Published Nov. 9
By Paul Quinlan, E&E reporter
The EPA renewed and expanded a six-year-old agreement with industry and government organizations today aimed at improving the performance of septic systems.
EPA and 16 partner organizations [including RCAP] signed a nonbinding memorandum of understanding at EPA headquarters in Washington, D.C., aimed at addressing pollution from the nation's 26 million septic systems.
About 20 percent of U.S. residences discharge 4 billion gallons of sewage daily into septic systems. Between 10 and 20 percent of those systems are not working properly at any time and may not be adequately treating sewage, EPA says.
While such pollution poses a major environmental and human health hazard, EPA says, it is a problem that is difficult to monitor or regulate.
The MOU signed today seeks to join the agency, state and local governments and industry groups in an effort to encourage proper management of septic systems. The agreement is the second three-year renewal of an MOU first signed in 2005 between EPA and eight partners.

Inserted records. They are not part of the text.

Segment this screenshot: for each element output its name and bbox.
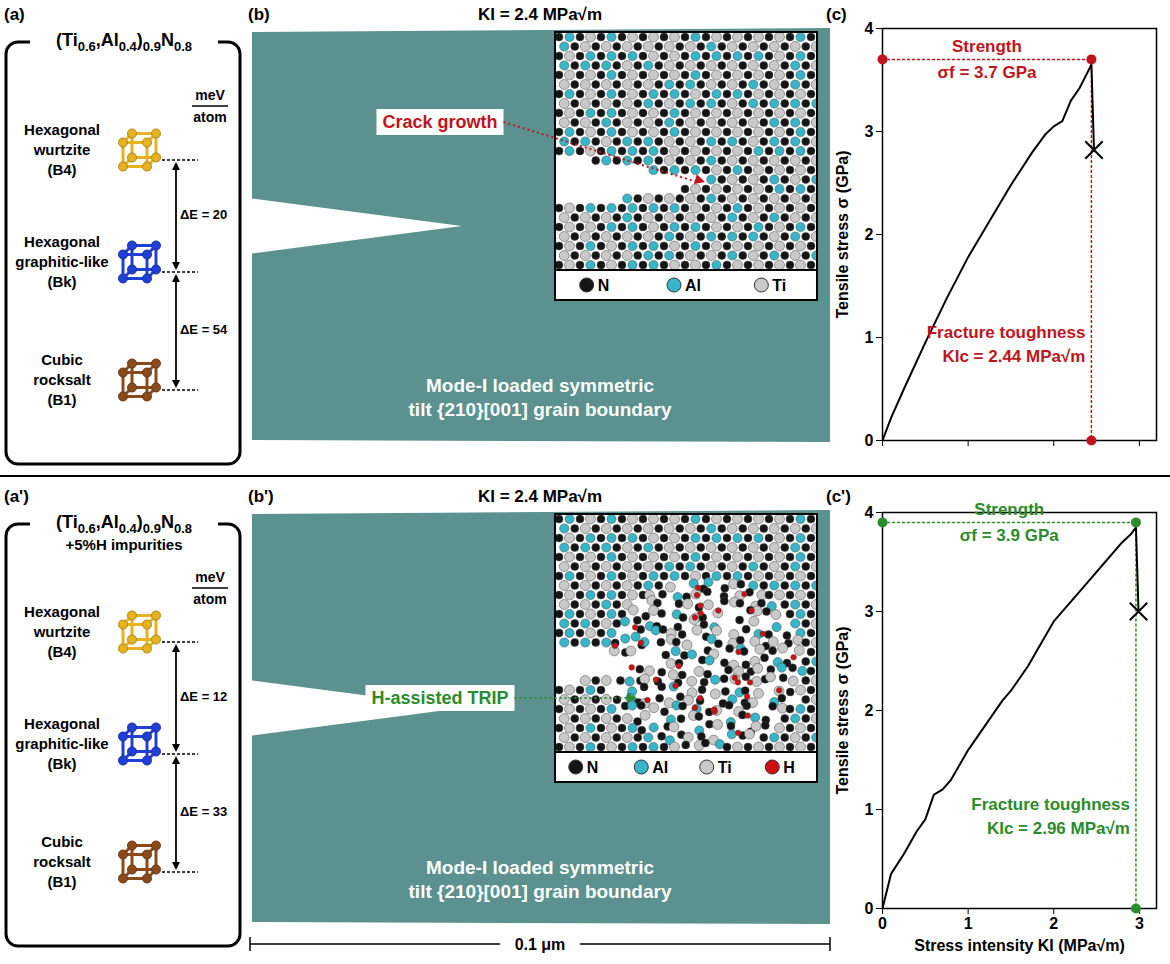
svg-text:tilt {210}[001] grain boundary: tilt {210}[001] grain boundary: [409, 399, 672, 420]
svg-text:Fracture toughness: Fracture toughness: [971, 795, 1130, 814]
svg-text:(B4): (B4): [47, 643, 76, 660]
svg-text:ΔE = 20: ΔE = 20: [180, 207, 227, 222]
svg-text:Crack growth: Crack growth: [382, 112, 497, 132]
svg-text:meV: meV: [195, 87, 225, 103]
svg-text:Cubic: Cubic: [41, 351, 83, 368]
svg-text:N: N: [587, 759, 599, 776]
svg-text:atom: atom: [193, 109, 226, 125]
svg-text:Hexagonal: Hexagonal: [24, 603, 100, 620]
svg-text:ΔE = 33: ΔE = 33: [180, 804, 227, 819]
svg-text:0.1 μm: 0.1 μm: [515, 936, 566, 953]
svg-text:1: 1: [964, 915, 973, 932]
svg-text:1: 1: [865, 329, 874, 346]
svg-text:+5%H impurities: +5%H impurities: [65, 536, 182, 553]
svg-text:(c): (c): [826, 5, 847, 24]
svg-text:Mode-I loaded symmetric: Mode-I loaded symmetric: [426, 375, 654, 396]
svg-text:(a): (a): [4, 5, 25, 24]
svg-text:H-assisted TRIP: H-assisted TRIP: [371, 688, 508, 708]
svg-text:H: H: [783, 759, 795, 776]
svg-text:Al: Al: [685, 277, 701, 294]
svg-text:atom: atom: [193, 591, 226, 607]
svg-text:Mode-I loaded symmetric: Mode-I loaded symmetric: [426, 857, 654, 878]
svg-text:Tensile stress σ (GPa): Tensile stress σ (GPa): [834, 626, 851, 794]
svg-text:(B4): (B4): [47, 161, 76, 178]
svg-text:(Ti0.6,Al0.4)0.9N0.8: (Ti0.6,Al0.4)0.9N0.8: [56, 30, 192, 54]
svg-text:Stress intensity KI (MPa√m): Stress intensity KI (MPa√m): [914, 937, 1125, 954]
svg-text:graphitic-like: graphitic-like: [15, 253, 108, 270]
svg-text:Strength: Strength: [974, 500, 1044, 519]
svg-text:KI = 2.4 MPa√m: KI = 2.4 MPa√m: [478, 5, 602, 24]
svg-text:2: 2: [1049, 915, 1058, 932]
svg-text:ΔE = 12: ΔE = 12: [180, 689, 227, 704]
svg-text:(Bk): (Bk): [47, 755, 76, 772]
svg-text:ΔE = 54: ΔE = 54: [180, 322, 228, 337]
svg-text:Hexagonal: Hexagonal: [24, 715, 100, 732]
svg-text:Tensile stress σ (GPa): Tensile stress σ (GPa): [834, 150, 851, 318]
svg-text:0: 0: [865, 900, 874, 917]
svg-text:3: 3: [865, 603, 874, 620]
svg-text:rocksalt: rocksalt: [33, 371, 91, 388]
svg-text:Al: Al: [652, 759, 668, 776]
svg-text:σf = 3.9 GPa: σf = 3.9 GPa: [960, 526, 1060, 545]
svg-text:4: 4: [865, 504, 874, 521]
svg-text:0: 0: [865, 432, 874, 449]
svg-text:wurtzite: wurtzite: [33, 623, 91, 640]
svg-text:rocksalt: rocksalt: [33, 853, 91, 870]
svg-text:meV: meV: [195, 569, 225, 585]
svg-text:4: 4: [865, 20, 874, 37]
svg-text:KIc = 2.44 MPa√m: KIc = 2.44 MPa√m: [942, 347, 1085, 366]
svg-text:(B1): (B1): [47, 391, 76, 408]
svg-text:σf = 3.7 GPa: σf = 3.7 GPa: [937, 63, 1037, 82]
svg-text:graphitic-like: graphitic-like: [15, 735, 108, 752]
svg-text:2: 2: [865, 226, 874, 243]
svg-text:(Bk): (Bk): [47, 273, 76, 290]
svg-text:KI = 2.4 MPa√m: KI = 2.4 MPa√m: [478, 487, 602, 506]
svg-text:N: N: [598, 277, 610, 294]
svg-text:3: 3: [1135, 915, 1144, 932]
svg-text:3: 3: [865, 123, 874, 140]
svg-text:2: 2: [865, 702, 874, 719]
svg-text:(b'): (b'): [248, 487, 274, 506]
svg-text:KIc = 2.96 MPa√m: KIc = 2.96 MPa√m: [987, 819, 1130, 838]
svg-text:Fracture toughness: Fracture toughness: [927, 323, 1086, 342]
svg-text:tilt {210}[001] grain boundary: tilt {210}[001] grain boundary: [409, 881, 672, 902]
svg-text:(Ti0.6,Al0.4)0.9N0.8: (Ti0.6,Al0.4)0.9N0.8: [56, 512, 192, 536]
svg-text:(B1): (B1): [47, 873, 76, 890]
svg-text:wurtzite: wurtzite: [33, 141, 91, 158]
svg-text:1: 1: [865, 801, 874, 818]
svg-text:Ti: Ti: [718, 759, 732, 776]
svg-text:(c'): (c'): [826, 487, 851, 506]
svg-text:Ti: Ti: [772, 277, 786, 294]
svg-text:Strength: Strength: [952, 37, 1022, 56]
svg-text:(a'): (a'): [4, 487, 29, 506]
svg-text:(b): (b): [248, 5, 270, 24]
svg-text:Hexagonal: Hexagonal: [24, 121, 100, 138]
svg-text:0: 0: [878, 915, 887, 932]
svg-text:Hexagonal: Hexagonal: [24, 233, 100, 250]
svg-text:Cubic: Cubic: [41, 833, 83, 850]
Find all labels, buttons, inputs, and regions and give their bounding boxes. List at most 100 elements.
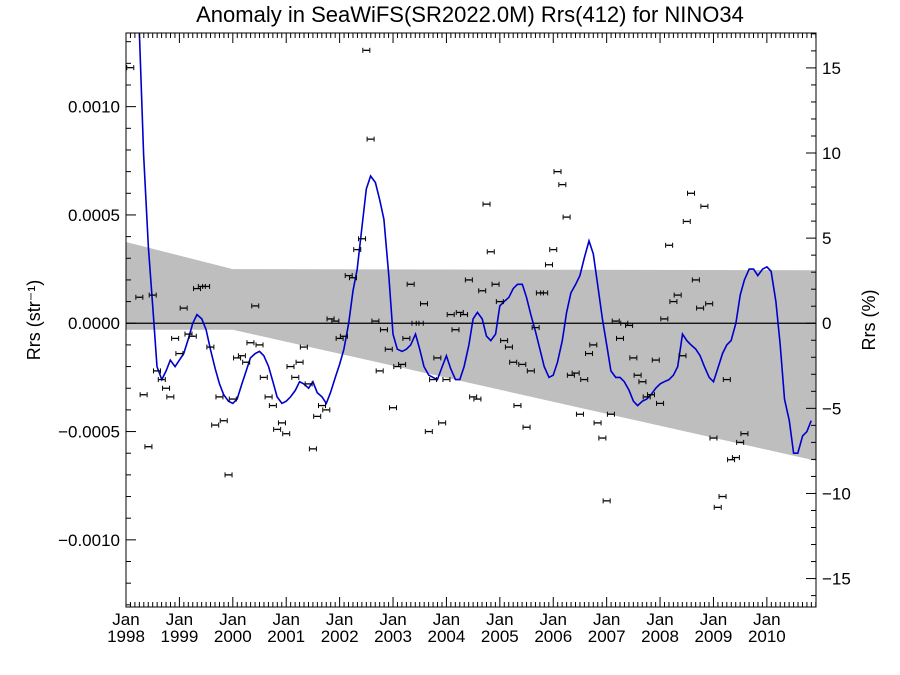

Six new partners joined the group in 2008. And two more — the Centers for Disease Control and Prevention and NSF International, formerly known as the National Sanitation Foundation — were added today.
Preceding these agreements was a 1996 report to Congress in which EPA concluded that despite several major impediments to improving their performance, septic and other decentralized sewage systems are "an integral component of our nation's wastewater infrastructure and can protect public health and water quality if they are properly planned, sited, designed, installed and maintained."
EPA says its partnerships since have supported credentials for septic-system installers and a model performance code, training opportunities and improved curriculum consistency for installers and maintenance professionals.
"The purpose of the renewed MOUs, first in 2008 and now again in 2011, is to continue and expand the ongoing collaborative relationships and to add organizations which focus on public health protection, product testing, and professional accreditation," EPA said in a statement. "The addition of both CDC and NSF International will enhance the partnership's access and understanding of relevant public health research, priorities, and initiatives along with state-of-the-art product certification and testing and professional accreditation."